Problem 3.3 - Cross-Validation
Calculate the SSE of this tree:
To compute the SSE, first make predictions:
PredictionsCART4 = predict(CARTmodel4)
and then compute the sum of squared differences between the actual values and the predicted values:
sum((statedata$Life.Exp - PredictionsCART4)^2)
The SSE is 32.86549
Problem 3.4 - Cross-Validation
Recall the first tree (default parameters), second tree (minbucket = 5), and the third tree (selected with cross validation) we made. Given what you have learned about cross-validation, which of the three models would you expect to be better if we did use it for prediction on a test set? For this question, suppose we had actually set aside a few observations (states) in a test set, and we want to make predictions on those states.
The first model
The second model
The model we just made with the “best” cp
The purpose of cross-validation is to pick the tree that will perform the best on a test set. So we would expect the model we made with the “best” cp to perform best on a test set.
Problem 3.5 - Cross-Validation
At the end of Problem 2 we made a very complex tree using just Area.
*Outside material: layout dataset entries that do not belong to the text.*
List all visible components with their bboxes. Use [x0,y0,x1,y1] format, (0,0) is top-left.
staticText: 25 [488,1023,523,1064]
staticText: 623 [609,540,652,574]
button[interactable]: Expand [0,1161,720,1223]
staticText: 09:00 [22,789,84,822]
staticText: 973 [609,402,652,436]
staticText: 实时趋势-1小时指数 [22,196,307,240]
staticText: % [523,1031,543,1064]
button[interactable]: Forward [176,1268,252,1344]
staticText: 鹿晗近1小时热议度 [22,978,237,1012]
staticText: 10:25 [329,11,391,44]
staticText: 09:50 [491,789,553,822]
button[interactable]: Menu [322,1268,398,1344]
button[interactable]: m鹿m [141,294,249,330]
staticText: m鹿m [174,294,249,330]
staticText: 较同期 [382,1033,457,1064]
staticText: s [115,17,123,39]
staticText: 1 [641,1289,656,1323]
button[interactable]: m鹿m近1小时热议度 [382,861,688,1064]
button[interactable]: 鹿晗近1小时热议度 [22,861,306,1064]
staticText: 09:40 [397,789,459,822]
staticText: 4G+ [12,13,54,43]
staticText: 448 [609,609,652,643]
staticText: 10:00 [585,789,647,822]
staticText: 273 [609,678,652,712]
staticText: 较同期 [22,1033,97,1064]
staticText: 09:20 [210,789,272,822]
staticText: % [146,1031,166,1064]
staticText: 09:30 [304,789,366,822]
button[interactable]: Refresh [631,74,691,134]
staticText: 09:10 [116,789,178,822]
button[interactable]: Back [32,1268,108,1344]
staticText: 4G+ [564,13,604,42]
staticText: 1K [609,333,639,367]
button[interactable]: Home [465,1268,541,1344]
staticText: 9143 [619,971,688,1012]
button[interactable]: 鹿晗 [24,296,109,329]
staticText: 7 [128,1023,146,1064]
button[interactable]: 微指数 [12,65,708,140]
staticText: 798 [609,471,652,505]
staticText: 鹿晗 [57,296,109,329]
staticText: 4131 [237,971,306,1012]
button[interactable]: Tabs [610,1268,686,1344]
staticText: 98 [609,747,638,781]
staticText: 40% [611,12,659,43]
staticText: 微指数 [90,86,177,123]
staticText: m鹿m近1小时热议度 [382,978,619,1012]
Use train with the same parameters as before but just using Area as an independent variable to find the best cp value (set the seed to 111 first). Then build a new tree using just Area and this value of cp.
How many splits does the tree have?
To find the best value of cp when using only Area, use the following command:
train(Life.Exp ~ Area, data=statedata, method=“rpart”, trControl = fitControl, tuneGrid = cartGrid )
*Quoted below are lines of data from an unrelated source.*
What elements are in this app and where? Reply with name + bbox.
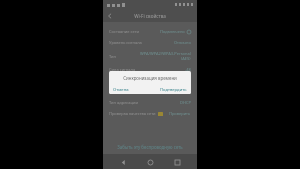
staticText: Частота — [109, 89, 181, 94]
button[interactable]: Сила сигнала — [109, 64, 191, 75]
staticText: WPA/WPA2/WPA3-Personal — [140, 51, 191, 56]
staticText: -48 — [185, 67, 191, 72]
button[interactable]: Recents — [170, 155, 184, 169]
staticText: Состояние сети — [109, 29, 160, 34]
staticText: Забыть эту беспроводную сеть — [117, 144, 183, 150]
staticText: DHCP — [180, 100, 191, 105]
button[interactable]: Проверка качества сети — [109, 108, 191, 119]
button[interactable]: Уровень сигнала — [109, 37, 191, 48]
button[interactable]: Отмена — [113, 85, 150, 94]
staticText: Проверка качества сети — [109, 111, 156, 116]
staticText: Wi-Fi свойства — [134, 13, 166, 19]
staticText: Подтвердить — [160, 87, 187, 93]
button[interactable]: Back — [116, 155, 130, 169]
staticText: Уровень сигнала — [109, 40, 174, 45]
staticText: (AES) — [181, 56, 191, 61]
staticText: Тип шифрования и безопасности — [109, 54, 140, 59]
staticText: Отлично — [174, 40, 191, 45]
button[interactable]: Забыть эту беспроводную сеть — [109, 144, 191, 150]
button[interactable]: Тип шифрования и безопасности — [109, 48, 191, 64]
button[interactable]: Скорость связи — [109, 75, 191, 86]
staticText: Проверить — [169, 111, 191, 116]
staticText: Сила сигнала — [109, 67, 185, 72]
staticText: Отмена — [113, 87, 129, 93]
staticText: Скорость связи — [109, 78, 184, 83]
staticText: Тип адресации — [109, 100, 180, 105]
button[interactable]: Состояние сети — [109, 26, 191, 37]
button[interactable]: Back — [103, 9, 116, 22]
button[interactable]: Тип адресации — [109, 97, 191, 108]
staticText: Синхронизация времени — [123, 75, 177, 81]
button[interactable]: Частота — [109, 86, 191, 97]
button[interactable]: Подтвердить — [150, 85, 187, 94]
button[interactable]: Home — [143, 155, 157, 169]
staticText: Подключено — [160, 29, 185, 34]
staticText: 5 ГГц — [181, 89, 191, 94]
Then, build a new CART tree by typing:
CARTmodel5 = rpart(Life.Exp ~ Area, data=statedata, cp=0.02)
You can plot the tree with prp(CARTmodel5), and see that the tree has 4 splits.
Problem 3.6 - Cross-Validation
The lower left leaf (or bucket) corresponds to the lowest predicted Life.Exp of 70. Observations in this leaf correspond to states with area greater than or equal to
and area less than
To get to this leaf, we go through 3 splits:
Area less than 62,000
Area greater than or equal to 9,579
Area less than 51,000
This means that this leaf is composed of states that have an area greater than 9,579 and less than 51,000.
Problem 3.7 - Cross-Validation
We have simplified the previous “Area tree” considerably by using cross-validation. Calculate the SSE of the cross-validated “Area tree”, and select all of the following correct statements that apply:
The best model in this whole question is the first “Area tree” because it had the lowest SSE.
The Area variable is not as predictive as Murder rate.
Cross-validation is intended to decrease the SSE for a model on the training data, compared to a tree that isn’t cross-validated.
Cross-validation will always improve the SSE of a model on unseen data, compared to a tree that isn’t cross-validated.
You can calculate the SSE by first making predictions and then computing the SSE:
PredictionsCART5 = predict(CARTmodel5)
sum((statedata$Life.Exp - PredictionsCART5)^2)
The original Area tree was overfitting the data - it was uninterpretable. Area is not as useful as Murder - if it was, it would have been in the cross-validated tree. Cross-validation is not designed to improve the fit on the training data, but it won’t necessarily make it worse either. Cross-validation cannot guarantee improving the SSE on unseen data, although it often helps.